Joined May 2009
2,369 Posts | 0+
Chillicothe, Missouri
If he knows so much about the problem he should be turning the people into the authorities. The guys that do movement of animals without paper work and testing get caught sooner or later.
Donna Heinrich said:Gee - sounds like someone has had alot of experience in fraudulent identification of animals. Perhaps even hangs with farmers that transport animals illegally. Mama always says: You play with trash - you get some on you. Tell me - have you had any experience with microchips? How can you make them read differently?
Lady Heinrich
fars said:Truby,
It's intresting research for sure. Seems more or less like a good way to trace the spread of a disease effectively backward. But, I think it would have sever limitations.
For instance, I live in Central MN and have deer pens on drained peat bog, crushed sandstone/clay, glacial till (sand and gravel), along with ancient lakeshore sand and brown clay. With this many different soil types on a single farm, you would almost need samples from every pen wouldn't you? On wild deer, yes all the soil types should more or less equal out, but pen raised deer are more limited in their travels and thus they might be way off baseline.
Another potential problem would be soil transfer. Example; in attempt to neutralize some acid soil we had a load of crushed limestone brought in from southern Nebraska. Perhaps deer from that pen catches some dreaded disease and dies. The isotope test comes back saying the deer is from a southern region of NE. Since no deer farms are in that area, obviously that deer orginated from the wild and obviously we are guilty of a multitude of crimes even though that deer was born in the pen he died in.
I think it's good research, but the application might be problematic as a test.

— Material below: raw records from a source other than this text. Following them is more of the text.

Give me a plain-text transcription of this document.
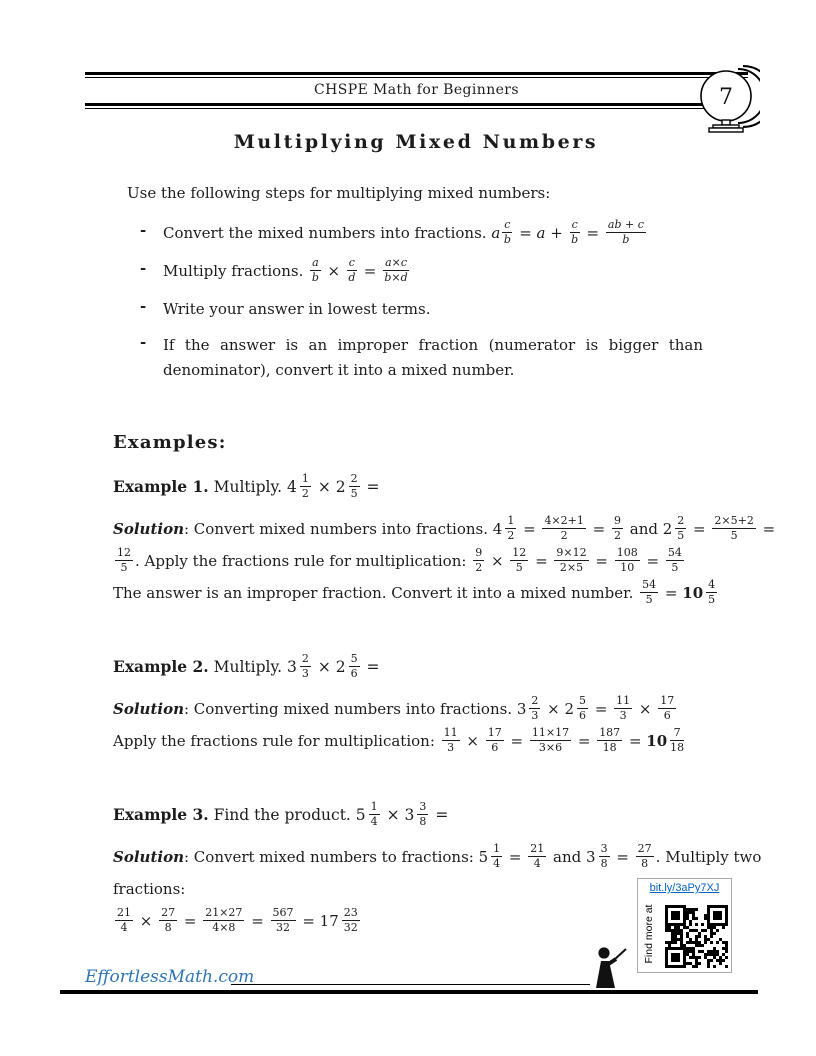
CHSPE Math for Beginners	7
Multiplying Mixed Numbers
Use the following steps for multiplying mixed numbers:
-	Convert the mixed numbers into fractions. a $\frac{c}{b} = a + \frac{c}{b} = \frac{ab + c}{b}$
-	Multiply fractions. $\frac{a}{b} \times \frac{c}{d} = \frac{a\times c}{b\times d}$
-	Write your answer in lowest terms.
-	If the answer is an improper fraction (numerator is bigger than denominator), convert it into a mixed number.
Examples:
Example 1. Multiply. $4 \frac{1}{2} \times 2 \frac{2}{5}$ =
Solution: Convert mixed numbers into fractions. $4 \frac{1}{2} = \frac{4\times 2+1}{2} = \frac{9}{2}$ and $2 \frac{2}{5} = \frac{2\times 5+2}{5}$ =
$\frac{12}{5}$ . Apply the fractions rule for multiplication: $\frac{9}{2} \times \frac{12}{5} = \frac{9\times 12}{2\times 5} = \frac{108}{10} = \frac{54}{5}$
The answer is an improper fraction. Convert it into a mixed number. $\frac{54}{5} = 10 \frac{4}{5}$
Example 2. Multiply. $3 \frac{2}{3} \times 2 \frac{5}{6}$ =
Solution: Converting mixed numbers into fractions. $3 \frac{2}{3} \times 2 \frac{5}{6} = \frac{11}{3} \times \frac{17}{6}$
Apply the fractions rule for multiplication: $\frac{11}{3} \times \frac{17}{6} = \frac{11\times 17}{3\times 6} = \frac{187}{18} = 10 \frac{7}{18}$
Example 3. Find the product. $5 \frac{1}{4} \times 3 \frac{3}{8}$ =
Solution: Convert mixed numbers to fractions: $5 \frac{1}{4} = \frac{21}{4}$ and $3 \frac{3}{8} = \frac{27}{8}$ . Multiply two
fractions:
$\frac{21}{4} \times \frac{27}{8} = \frac{21\times 27}{4\times 8} = \frac{567}{32} = 17 \frac{23}{32}$
EffortlessMath.com
bit.ly/3aPy7XJ
Find more at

Scott Heinrich said:Truby do I undrstand correctly that that this method works only on samples that come from deer whose whereabouts for the last 3 months to a year are known? How would this type of variable location data be useful? If you were to locate a diseased animal, how would you know its "origin" if the tracers are only good back to 12 months or so and the gestation period on the disease is 12-16 months? By the time deer with CWD become symptomatic, they may have exceeded the window for your test to be accurate. I guess I need to do some more research into this to fully understand the validity of the test. I want to be certain the USDA isn't going to develop this into an accepted standard like their TB screening test and have something that gives as many false positives as that.
Tim Condict said:Thank you Truby, you are a patriot and not a pinhead.